I see this mentioned all the time - look at fuses on this amp (4x40A, 3x50A....) before you even look at rated wattage. Fuses will tell you how powerfull amp really is.

Is that true? Somewhat true? bs?


----------



## minbari (Mar 3, 2011)

I would put it in the somewhat true dept. if your amplifier has a 50A fuse then it will have a theoretical max of 720 watts @14.4V. will it do that? not likely, it would blow the fuse. it certainly wouldnt do more than 720watts.

but here is the kicker, even though it has a 50A fuse, it might be rated for 500watts. just because it has a larger than necessary fuse doesn't mean it will put out that much. fuses are for protection not current limiting, lol.


----------



## jimbno1 (Apr 14, 2008)

That is interesting. Consider the JL HD 600/4. Recommended fuse is 50A and input voltage is 11-14.5 V. At 11 V the max to be 550W, not the 600W advertised. Also that assumes 100% efficiency. On the other hand fuses do not instantaneously blow at their rated amperage. Even fast blow fuses will pass much higher current for short time. Sustained high current will open the fuse. So you do have some leeway built in.


----------



## DaveRulz (Jun 22, 2006)

It's a quick and dirty way to see how much the amplifier manufacturer is bending the truth on the silskcreened number on the heatsink. 

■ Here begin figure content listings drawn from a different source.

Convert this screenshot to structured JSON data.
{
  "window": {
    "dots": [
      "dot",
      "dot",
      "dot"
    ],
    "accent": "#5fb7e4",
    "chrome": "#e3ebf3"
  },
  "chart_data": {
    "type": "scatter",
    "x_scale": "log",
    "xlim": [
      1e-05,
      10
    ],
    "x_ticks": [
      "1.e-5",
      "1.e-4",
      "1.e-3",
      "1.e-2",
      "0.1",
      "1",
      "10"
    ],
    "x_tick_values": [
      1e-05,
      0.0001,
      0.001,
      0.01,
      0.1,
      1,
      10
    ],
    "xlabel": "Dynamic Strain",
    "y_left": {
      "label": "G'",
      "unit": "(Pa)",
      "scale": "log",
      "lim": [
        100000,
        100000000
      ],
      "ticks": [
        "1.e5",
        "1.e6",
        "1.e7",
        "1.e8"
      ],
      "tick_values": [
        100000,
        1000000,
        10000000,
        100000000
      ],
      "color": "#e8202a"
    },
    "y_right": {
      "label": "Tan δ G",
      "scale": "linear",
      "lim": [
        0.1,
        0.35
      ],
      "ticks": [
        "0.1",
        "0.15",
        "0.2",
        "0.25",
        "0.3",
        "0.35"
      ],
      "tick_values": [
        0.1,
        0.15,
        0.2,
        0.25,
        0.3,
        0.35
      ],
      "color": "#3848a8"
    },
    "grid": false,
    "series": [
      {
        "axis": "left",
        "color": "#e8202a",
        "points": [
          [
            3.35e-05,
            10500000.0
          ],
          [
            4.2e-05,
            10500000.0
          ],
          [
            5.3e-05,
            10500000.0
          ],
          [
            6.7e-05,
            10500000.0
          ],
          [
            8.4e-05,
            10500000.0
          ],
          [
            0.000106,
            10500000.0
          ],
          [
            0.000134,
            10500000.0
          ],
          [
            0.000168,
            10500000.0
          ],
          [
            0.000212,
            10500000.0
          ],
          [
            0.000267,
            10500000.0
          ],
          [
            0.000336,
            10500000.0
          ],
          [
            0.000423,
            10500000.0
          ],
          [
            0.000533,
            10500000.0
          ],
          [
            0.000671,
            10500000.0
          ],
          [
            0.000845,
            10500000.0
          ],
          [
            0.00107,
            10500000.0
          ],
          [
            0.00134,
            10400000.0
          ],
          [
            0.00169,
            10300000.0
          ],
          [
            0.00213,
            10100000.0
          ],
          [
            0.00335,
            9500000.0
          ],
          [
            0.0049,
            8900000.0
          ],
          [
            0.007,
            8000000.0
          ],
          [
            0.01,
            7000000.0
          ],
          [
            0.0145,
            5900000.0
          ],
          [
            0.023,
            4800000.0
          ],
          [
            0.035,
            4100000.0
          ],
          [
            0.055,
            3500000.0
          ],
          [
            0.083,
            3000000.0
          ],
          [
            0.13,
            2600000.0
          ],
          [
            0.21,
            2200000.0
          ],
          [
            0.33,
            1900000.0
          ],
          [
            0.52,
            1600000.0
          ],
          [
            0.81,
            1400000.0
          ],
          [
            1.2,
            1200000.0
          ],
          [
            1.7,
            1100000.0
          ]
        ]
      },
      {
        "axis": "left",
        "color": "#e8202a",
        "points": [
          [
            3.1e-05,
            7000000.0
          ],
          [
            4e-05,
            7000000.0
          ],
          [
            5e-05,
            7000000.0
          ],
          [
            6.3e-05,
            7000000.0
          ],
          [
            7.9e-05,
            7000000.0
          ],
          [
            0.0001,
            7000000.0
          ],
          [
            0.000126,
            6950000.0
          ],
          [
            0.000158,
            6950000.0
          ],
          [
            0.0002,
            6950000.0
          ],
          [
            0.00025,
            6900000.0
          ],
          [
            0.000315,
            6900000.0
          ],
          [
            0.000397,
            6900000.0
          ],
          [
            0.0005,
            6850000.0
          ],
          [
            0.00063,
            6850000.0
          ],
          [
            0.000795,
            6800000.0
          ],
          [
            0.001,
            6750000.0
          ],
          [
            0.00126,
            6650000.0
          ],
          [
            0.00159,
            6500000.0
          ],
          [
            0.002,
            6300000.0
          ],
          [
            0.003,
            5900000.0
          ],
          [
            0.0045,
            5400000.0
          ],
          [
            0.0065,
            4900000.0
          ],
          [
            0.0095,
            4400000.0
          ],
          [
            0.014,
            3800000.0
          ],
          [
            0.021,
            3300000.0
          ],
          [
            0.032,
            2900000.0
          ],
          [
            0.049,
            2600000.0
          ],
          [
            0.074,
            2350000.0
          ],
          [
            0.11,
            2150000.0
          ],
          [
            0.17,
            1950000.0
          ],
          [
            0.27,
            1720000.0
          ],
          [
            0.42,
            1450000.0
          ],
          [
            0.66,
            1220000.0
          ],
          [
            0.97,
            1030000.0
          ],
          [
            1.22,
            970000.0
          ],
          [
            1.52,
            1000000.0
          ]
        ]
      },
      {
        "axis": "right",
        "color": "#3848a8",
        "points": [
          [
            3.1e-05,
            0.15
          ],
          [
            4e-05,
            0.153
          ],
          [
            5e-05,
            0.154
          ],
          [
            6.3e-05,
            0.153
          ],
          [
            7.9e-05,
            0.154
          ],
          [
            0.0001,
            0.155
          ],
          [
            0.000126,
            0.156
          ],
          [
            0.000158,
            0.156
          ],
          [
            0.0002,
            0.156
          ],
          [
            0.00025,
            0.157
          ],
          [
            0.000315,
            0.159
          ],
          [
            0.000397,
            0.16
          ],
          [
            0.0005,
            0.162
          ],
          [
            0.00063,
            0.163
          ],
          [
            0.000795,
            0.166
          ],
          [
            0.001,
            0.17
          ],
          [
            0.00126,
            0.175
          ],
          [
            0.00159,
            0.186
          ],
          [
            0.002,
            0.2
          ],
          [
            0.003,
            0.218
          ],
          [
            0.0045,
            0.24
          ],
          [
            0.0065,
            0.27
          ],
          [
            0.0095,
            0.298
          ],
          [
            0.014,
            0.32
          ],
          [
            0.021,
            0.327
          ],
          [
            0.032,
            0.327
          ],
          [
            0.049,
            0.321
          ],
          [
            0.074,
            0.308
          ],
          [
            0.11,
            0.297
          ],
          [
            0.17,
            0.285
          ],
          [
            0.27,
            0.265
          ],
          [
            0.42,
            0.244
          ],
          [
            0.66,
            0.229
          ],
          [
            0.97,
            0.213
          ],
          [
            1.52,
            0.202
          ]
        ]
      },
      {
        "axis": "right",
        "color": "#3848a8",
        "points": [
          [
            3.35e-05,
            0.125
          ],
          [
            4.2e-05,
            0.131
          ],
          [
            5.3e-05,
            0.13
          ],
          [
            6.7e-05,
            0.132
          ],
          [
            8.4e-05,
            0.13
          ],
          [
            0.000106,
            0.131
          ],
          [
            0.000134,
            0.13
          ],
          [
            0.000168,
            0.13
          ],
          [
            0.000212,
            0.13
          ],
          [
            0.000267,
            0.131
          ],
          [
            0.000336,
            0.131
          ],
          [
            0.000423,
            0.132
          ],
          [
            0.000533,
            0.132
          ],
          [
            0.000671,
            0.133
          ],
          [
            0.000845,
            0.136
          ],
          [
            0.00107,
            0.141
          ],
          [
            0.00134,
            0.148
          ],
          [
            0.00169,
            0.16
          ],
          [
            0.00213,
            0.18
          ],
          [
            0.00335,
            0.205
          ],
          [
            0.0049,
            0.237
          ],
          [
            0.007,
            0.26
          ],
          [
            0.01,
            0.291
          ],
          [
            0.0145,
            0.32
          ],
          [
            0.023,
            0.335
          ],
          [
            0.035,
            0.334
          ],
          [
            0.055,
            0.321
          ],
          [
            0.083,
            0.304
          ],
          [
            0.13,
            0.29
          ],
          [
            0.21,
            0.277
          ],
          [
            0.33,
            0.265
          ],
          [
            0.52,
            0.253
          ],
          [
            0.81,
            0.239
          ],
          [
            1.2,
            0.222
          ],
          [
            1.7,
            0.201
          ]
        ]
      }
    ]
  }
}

For example: it is a pretty good bet that an amp with 2000w shown on the front that has a 30 amp fuse is not going to make rated power, it's against the laws of physics.


----------



## AKheathen (Sep 10, 2011)

well, looking the fusing is somewhat of a quick "rule of thumb" way about it. generally, each amp is 10watts, or close. you will not find 90+% efficiency from an amp, and some rare cheap amps have even thrown oversized fusing in there, though it's not what you will normally find. and some have low efficiency, and will not reflect power output good. i have seen efficiency in the 60's. it's just the easy quick reference. so, that 2k with 30a, is more like 300rms, but that 1200d with 3-40a fuses is probably right around rated


----------



## 14642 (May 19, 2008)

I'd say that checking the fuse rating against the power stated on the box is a quick way to confirm that something that appears to be BS is, in fact BS. a 20A fuse and a 2000W rating obviously don't go together. Neither do $99 and 2000W. 

Unfortunately, amplifiers are designed to produce god ratings when driving continuous sine waves into resistors, which is different than playing most music. Amplifiers that are designed to drive speakers other than subwoofers would be better designed to provide huge instantaneous peaks but low RMS power. there are designs that do this, but they're most often used in powered speaker systems where the power rating isn't the primary selling spec. For amplifiers designed to do that, the fuse rating would be calculated for the average durrent draw over the time it takes the fuse to blow--the amplifier would store energy at high voltage to be dissipated quickly during peaks in the music.


----------



## stopdrpnro (May 15, 2008)

I had a thread about this not too long ago and although it maybe a nice quick look tool its not a concrete method to finding true power. I've seen plenty of amps that have been bench tested old and new that put out more power than their fuses would lead you to believe. Nearly every old school orion amp I had produced much more power than the fuse amperage x voltage x eff formula. I can say the same about a few of the newer amps too sundown,treo , arc etc.


----------